Tip #2. There’s some elements of crisis management that are non-negotiable, when the crisis is caused by an unhealthy organisational culture.

  1. In addition to framing the nature of the crisis, the leader acknowledges and takes responsibility for the harm caused, offering an apology. Supported by a commitment to any appropriate restorative justice for customers and communities harmed.
  2. Be completely transparent and honest. Communicate all relevant details of actions planned and taken, and evidence of progress made, to all stakeholders.
  3. Like any community, organisations require healing centred engagement when fixing an unhealthy culture.

Employees can experience distress:

  • when personally impacted by unhealthy behaviours or practices,
  • when acting in ways expected by management that harm employees, customers, communities or the environment, and
  • when not involved in, but aware of, colleagues, customers, communities or the environment being harmed by their organisation.

Dr.
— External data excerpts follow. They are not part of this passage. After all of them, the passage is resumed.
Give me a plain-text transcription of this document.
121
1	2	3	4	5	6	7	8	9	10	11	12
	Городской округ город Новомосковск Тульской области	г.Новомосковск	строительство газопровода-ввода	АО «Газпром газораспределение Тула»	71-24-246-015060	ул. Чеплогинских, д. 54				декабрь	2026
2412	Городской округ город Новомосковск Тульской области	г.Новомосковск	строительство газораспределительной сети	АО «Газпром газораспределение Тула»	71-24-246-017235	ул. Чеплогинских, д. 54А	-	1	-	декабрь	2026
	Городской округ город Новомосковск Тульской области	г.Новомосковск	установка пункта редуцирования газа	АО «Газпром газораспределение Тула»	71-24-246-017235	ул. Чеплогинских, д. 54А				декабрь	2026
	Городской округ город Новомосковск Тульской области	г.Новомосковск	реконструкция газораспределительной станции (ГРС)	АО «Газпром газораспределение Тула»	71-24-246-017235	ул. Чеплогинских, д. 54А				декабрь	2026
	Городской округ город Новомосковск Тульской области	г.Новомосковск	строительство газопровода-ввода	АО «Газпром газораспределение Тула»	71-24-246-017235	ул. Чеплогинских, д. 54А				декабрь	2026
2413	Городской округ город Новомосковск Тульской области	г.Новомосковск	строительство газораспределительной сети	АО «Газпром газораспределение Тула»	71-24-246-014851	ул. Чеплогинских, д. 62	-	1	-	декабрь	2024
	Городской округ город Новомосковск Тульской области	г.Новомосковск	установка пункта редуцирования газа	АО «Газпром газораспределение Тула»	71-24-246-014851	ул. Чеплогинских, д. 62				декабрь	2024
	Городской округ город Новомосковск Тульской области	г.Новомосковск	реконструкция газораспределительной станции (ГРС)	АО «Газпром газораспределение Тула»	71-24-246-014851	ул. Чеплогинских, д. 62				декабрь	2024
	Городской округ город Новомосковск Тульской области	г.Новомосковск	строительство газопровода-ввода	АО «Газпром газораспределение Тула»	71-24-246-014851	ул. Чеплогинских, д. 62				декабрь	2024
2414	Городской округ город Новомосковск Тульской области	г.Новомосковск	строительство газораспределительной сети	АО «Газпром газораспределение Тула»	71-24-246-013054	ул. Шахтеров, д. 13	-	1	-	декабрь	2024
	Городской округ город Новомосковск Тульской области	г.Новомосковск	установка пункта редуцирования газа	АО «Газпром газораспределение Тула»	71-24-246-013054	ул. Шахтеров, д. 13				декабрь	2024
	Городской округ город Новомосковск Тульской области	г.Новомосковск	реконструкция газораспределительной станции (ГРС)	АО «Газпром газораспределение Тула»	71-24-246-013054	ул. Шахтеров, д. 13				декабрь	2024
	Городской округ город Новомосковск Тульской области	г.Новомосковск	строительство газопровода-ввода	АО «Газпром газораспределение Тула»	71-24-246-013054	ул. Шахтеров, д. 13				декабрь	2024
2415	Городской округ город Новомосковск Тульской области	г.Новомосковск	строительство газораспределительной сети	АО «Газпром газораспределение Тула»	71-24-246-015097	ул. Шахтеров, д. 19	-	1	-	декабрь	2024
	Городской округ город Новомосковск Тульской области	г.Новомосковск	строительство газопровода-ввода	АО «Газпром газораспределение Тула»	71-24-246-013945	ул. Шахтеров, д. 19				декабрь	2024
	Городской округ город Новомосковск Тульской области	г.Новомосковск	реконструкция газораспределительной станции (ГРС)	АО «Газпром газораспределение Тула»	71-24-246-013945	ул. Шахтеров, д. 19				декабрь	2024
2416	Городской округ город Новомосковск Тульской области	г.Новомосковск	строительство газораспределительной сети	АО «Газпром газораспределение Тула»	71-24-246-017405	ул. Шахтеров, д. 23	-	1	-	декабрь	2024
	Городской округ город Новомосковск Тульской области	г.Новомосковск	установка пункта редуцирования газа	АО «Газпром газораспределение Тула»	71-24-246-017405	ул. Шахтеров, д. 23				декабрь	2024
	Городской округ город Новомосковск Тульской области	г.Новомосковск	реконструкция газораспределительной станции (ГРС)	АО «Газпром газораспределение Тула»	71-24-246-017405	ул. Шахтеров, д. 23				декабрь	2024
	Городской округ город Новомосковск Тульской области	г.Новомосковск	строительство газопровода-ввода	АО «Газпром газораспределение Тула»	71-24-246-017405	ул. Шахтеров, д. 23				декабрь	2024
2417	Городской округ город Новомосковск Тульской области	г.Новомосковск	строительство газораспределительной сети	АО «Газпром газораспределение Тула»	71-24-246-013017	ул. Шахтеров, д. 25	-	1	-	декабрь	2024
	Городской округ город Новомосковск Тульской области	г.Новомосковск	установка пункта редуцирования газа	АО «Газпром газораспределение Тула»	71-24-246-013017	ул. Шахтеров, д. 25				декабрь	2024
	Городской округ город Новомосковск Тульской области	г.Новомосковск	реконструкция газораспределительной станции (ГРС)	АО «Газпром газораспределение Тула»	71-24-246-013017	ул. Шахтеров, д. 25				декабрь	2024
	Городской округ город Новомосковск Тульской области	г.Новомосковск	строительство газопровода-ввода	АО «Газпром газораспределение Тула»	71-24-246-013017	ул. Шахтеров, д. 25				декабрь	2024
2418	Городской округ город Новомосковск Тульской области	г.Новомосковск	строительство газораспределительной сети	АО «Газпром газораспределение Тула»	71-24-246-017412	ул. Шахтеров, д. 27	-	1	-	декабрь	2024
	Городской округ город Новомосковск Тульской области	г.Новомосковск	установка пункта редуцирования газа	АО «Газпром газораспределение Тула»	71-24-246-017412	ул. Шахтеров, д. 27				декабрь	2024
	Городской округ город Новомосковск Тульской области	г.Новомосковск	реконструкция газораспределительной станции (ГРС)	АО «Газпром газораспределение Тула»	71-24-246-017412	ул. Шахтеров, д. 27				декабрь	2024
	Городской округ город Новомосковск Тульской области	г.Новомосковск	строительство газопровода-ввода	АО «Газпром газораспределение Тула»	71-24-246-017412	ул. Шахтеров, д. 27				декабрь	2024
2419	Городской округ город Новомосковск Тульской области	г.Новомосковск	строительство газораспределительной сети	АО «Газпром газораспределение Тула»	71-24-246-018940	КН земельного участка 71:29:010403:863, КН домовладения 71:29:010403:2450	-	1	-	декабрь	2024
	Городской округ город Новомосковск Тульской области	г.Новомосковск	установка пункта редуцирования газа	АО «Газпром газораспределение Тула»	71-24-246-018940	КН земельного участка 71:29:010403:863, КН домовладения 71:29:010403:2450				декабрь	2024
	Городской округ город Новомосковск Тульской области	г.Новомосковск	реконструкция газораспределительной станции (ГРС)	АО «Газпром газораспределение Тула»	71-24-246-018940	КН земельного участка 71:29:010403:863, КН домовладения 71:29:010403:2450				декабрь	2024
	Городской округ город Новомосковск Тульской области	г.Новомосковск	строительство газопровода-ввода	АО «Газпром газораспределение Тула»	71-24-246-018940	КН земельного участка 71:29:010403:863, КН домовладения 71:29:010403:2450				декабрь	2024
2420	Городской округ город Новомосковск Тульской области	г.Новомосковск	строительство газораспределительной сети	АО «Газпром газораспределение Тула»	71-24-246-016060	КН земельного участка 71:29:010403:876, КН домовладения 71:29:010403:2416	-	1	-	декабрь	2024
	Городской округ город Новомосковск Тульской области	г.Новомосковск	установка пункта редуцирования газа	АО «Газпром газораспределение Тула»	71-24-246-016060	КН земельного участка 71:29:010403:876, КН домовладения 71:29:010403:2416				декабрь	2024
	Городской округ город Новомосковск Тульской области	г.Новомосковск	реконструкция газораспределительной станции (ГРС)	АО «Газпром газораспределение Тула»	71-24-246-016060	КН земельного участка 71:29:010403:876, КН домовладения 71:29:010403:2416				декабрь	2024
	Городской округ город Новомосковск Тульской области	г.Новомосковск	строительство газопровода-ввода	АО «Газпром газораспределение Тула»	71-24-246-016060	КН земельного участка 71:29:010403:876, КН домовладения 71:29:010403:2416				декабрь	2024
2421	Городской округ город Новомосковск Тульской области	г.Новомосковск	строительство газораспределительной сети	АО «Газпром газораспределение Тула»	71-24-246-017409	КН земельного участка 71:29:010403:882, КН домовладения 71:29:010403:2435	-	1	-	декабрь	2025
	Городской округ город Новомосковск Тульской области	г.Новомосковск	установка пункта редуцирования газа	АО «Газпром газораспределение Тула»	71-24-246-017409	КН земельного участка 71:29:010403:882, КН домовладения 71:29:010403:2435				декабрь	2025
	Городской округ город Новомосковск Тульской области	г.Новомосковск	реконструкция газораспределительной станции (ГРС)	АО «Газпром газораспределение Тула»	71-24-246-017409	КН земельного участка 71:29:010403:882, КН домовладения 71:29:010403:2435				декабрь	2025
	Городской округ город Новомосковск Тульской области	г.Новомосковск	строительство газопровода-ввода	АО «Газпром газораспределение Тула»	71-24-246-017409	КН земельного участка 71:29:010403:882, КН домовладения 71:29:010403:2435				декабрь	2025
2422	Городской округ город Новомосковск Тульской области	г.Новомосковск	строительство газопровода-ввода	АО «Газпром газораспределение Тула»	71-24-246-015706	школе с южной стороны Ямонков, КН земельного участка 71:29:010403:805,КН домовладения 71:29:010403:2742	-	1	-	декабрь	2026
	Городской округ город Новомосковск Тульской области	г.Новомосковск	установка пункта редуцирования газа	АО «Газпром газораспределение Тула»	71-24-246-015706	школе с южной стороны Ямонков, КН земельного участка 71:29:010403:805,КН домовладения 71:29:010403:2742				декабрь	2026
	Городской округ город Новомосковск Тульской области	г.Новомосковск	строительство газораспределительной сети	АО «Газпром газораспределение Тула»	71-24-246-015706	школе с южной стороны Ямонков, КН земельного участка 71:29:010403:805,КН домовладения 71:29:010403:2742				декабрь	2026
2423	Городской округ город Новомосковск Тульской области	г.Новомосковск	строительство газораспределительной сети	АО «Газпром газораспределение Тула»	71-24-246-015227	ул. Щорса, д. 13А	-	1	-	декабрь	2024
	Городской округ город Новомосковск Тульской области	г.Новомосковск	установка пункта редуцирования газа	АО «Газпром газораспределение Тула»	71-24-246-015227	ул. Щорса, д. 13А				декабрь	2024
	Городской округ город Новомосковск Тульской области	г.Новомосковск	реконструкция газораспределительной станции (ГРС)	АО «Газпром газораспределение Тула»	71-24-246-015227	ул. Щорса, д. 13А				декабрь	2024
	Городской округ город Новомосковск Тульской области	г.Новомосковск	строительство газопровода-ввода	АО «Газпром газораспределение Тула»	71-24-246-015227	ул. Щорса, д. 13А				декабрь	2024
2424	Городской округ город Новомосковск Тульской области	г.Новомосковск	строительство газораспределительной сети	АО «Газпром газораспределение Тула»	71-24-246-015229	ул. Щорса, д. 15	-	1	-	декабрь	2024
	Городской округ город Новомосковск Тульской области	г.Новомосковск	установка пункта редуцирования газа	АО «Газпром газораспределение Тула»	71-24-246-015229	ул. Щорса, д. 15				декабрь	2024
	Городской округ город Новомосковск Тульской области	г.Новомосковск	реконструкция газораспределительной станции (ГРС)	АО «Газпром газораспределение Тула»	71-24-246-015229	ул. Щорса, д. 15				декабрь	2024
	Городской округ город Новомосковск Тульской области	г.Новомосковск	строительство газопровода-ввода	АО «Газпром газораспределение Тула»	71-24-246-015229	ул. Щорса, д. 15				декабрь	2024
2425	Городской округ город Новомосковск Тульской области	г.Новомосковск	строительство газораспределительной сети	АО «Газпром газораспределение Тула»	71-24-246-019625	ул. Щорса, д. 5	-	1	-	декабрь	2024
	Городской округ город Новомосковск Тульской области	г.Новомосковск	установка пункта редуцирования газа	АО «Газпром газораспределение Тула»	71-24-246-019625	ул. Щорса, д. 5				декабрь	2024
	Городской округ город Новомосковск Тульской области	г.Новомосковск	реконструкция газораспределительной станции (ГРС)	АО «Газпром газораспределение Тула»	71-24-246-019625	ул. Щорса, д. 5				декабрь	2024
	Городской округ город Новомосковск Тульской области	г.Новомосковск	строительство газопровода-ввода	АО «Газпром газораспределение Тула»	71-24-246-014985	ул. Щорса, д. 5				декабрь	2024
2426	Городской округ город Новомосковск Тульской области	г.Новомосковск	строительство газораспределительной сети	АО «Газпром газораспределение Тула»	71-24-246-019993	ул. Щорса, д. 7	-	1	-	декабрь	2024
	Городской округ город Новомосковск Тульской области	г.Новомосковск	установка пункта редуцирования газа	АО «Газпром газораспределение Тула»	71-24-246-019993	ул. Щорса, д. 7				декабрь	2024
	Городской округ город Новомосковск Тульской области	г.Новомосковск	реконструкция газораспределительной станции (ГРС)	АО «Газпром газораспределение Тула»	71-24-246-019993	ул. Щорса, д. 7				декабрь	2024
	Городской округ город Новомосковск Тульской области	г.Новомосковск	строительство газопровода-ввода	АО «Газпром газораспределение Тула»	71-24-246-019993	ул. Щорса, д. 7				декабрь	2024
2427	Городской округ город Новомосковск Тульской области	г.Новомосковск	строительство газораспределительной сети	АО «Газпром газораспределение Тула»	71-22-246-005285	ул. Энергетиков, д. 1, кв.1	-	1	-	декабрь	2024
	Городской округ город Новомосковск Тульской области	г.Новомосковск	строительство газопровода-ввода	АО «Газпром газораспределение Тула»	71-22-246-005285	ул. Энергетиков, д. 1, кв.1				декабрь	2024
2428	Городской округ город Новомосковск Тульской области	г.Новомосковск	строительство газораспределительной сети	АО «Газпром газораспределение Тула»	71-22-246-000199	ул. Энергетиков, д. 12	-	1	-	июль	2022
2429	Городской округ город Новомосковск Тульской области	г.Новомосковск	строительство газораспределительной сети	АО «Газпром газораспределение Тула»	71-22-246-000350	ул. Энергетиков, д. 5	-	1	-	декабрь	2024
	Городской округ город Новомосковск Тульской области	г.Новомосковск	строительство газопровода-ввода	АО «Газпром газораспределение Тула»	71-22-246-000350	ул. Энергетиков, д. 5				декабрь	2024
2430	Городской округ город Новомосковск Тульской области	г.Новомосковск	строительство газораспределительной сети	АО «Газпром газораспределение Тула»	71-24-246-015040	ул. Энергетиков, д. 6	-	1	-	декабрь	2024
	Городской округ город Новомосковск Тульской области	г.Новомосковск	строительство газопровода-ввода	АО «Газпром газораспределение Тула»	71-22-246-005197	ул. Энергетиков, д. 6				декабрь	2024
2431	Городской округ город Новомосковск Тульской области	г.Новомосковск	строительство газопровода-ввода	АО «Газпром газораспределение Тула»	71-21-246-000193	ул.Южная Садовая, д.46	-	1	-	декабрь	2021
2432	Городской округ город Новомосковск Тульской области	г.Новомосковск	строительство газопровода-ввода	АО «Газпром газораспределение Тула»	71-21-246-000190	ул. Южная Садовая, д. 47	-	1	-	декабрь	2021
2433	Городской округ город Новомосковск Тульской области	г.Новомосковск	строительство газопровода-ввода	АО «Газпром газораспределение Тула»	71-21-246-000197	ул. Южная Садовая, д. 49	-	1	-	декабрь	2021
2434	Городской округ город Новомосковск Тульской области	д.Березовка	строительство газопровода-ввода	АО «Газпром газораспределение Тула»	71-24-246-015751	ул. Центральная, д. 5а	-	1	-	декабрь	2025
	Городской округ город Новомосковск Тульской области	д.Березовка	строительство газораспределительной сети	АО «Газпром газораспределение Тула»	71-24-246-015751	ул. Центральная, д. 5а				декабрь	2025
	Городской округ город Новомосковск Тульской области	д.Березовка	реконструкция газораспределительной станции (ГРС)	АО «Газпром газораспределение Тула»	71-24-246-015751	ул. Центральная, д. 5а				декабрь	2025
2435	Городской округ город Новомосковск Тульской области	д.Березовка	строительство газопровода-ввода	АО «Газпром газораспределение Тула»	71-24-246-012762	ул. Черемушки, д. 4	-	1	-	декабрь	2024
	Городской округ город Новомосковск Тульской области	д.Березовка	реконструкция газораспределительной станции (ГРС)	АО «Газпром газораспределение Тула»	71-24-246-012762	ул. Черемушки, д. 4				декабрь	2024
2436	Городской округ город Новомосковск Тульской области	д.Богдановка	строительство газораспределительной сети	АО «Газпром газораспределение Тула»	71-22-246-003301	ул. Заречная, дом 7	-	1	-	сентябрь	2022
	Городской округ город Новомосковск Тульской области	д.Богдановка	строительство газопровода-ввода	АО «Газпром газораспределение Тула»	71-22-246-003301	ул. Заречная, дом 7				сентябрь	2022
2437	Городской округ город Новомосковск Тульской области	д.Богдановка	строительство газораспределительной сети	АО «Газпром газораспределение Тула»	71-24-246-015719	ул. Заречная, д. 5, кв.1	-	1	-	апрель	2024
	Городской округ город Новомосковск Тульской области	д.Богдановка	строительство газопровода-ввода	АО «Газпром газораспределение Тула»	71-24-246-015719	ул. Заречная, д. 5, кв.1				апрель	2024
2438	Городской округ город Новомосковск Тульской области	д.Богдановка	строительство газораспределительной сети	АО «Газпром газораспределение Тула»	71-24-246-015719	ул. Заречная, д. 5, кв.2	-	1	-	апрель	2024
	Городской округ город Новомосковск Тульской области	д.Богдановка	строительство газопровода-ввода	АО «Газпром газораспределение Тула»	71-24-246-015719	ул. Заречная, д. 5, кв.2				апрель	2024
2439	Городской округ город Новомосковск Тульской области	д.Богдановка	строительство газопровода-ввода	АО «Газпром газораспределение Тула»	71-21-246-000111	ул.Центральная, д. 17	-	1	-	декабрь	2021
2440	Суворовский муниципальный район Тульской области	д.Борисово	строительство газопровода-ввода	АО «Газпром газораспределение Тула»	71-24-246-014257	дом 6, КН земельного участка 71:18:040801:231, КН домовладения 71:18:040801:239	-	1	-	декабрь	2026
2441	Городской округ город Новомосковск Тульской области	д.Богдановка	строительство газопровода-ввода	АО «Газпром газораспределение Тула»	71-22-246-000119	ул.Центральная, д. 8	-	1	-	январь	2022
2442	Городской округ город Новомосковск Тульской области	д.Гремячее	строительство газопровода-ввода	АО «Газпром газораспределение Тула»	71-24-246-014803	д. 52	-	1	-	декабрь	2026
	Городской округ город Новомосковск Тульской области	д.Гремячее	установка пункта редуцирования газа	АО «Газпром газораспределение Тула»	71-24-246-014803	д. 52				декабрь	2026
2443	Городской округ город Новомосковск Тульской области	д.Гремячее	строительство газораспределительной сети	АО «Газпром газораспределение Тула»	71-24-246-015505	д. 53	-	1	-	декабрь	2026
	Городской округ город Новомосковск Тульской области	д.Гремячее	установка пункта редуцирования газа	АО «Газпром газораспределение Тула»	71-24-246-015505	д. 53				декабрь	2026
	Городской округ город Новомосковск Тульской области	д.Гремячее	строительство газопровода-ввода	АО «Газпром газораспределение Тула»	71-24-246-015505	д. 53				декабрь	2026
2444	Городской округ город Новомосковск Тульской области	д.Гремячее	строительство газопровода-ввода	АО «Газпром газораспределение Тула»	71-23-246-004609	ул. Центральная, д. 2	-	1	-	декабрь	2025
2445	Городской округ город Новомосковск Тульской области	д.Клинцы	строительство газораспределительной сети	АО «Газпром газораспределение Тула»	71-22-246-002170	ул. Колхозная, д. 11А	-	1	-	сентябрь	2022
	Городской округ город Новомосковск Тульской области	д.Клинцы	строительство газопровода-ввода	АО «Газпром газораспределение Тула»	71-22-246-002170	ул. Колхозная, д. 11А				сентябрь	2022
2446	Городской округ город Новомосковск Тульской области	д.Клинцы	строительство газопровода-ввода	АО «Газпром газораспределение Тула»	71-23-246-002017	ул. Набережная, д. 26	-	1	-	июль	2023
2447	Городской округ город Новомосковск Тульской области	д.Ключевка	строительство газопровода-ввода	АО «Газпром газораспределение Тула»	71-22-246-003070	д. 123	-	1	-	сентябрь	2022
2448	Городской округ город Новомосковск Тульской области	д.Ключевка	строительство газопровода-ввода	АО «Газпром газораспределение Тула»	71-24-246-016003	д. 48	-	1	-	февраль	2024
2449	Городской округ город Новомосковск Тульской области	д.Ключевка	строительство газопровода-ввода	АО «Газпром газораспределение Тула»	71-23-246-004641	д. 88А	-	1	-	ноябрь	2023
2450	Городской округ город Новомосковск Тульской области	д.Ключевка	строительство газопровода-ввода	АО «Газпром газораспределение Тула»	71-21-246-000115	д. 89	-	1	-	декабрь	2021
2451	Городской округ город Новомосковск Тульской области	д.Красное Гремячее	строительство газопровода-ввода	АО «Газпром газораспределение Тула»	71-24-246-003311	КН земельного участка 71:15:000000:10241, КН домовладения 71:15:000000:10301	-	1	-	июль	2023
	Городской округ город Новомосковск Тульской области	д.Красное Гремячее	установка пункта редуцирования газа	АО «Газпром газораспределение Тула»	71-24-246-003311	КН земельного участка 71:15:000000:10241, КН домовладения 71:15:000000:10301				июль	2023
Stephanie Sarkis, a mental health counsellor, says that part of the healing process is employers:

  • naming the specific toxicity in the culture,
  • sharing the identified root causes, and
  • admitting to any knowledge of, and explaining any failure to act, on both the causes and symptoms.

These actions by employers can help rebuild trust with employees,

but to restore employee wellbeing requires giving them a sense of power and control over fixing something that plays an important part in their life, their workplace culture.

Employers need to go beyond just asking for employee feedback on cultural change and address a power imbalance that usually occurs in cultural change. Too often led by those responsible for harmful behaviours occurring and/or being tolerated.

This requires shifting power to employees, encouraging employee advocacy and their participation in cultural change. Acknowledging significant, positive cultural change in any community is achieved by grassroots, social movements. As Sarkis also notes

“one road to healing is restorative justice – involving everyone in the process of determining how this toxic behaviour will not happen again.”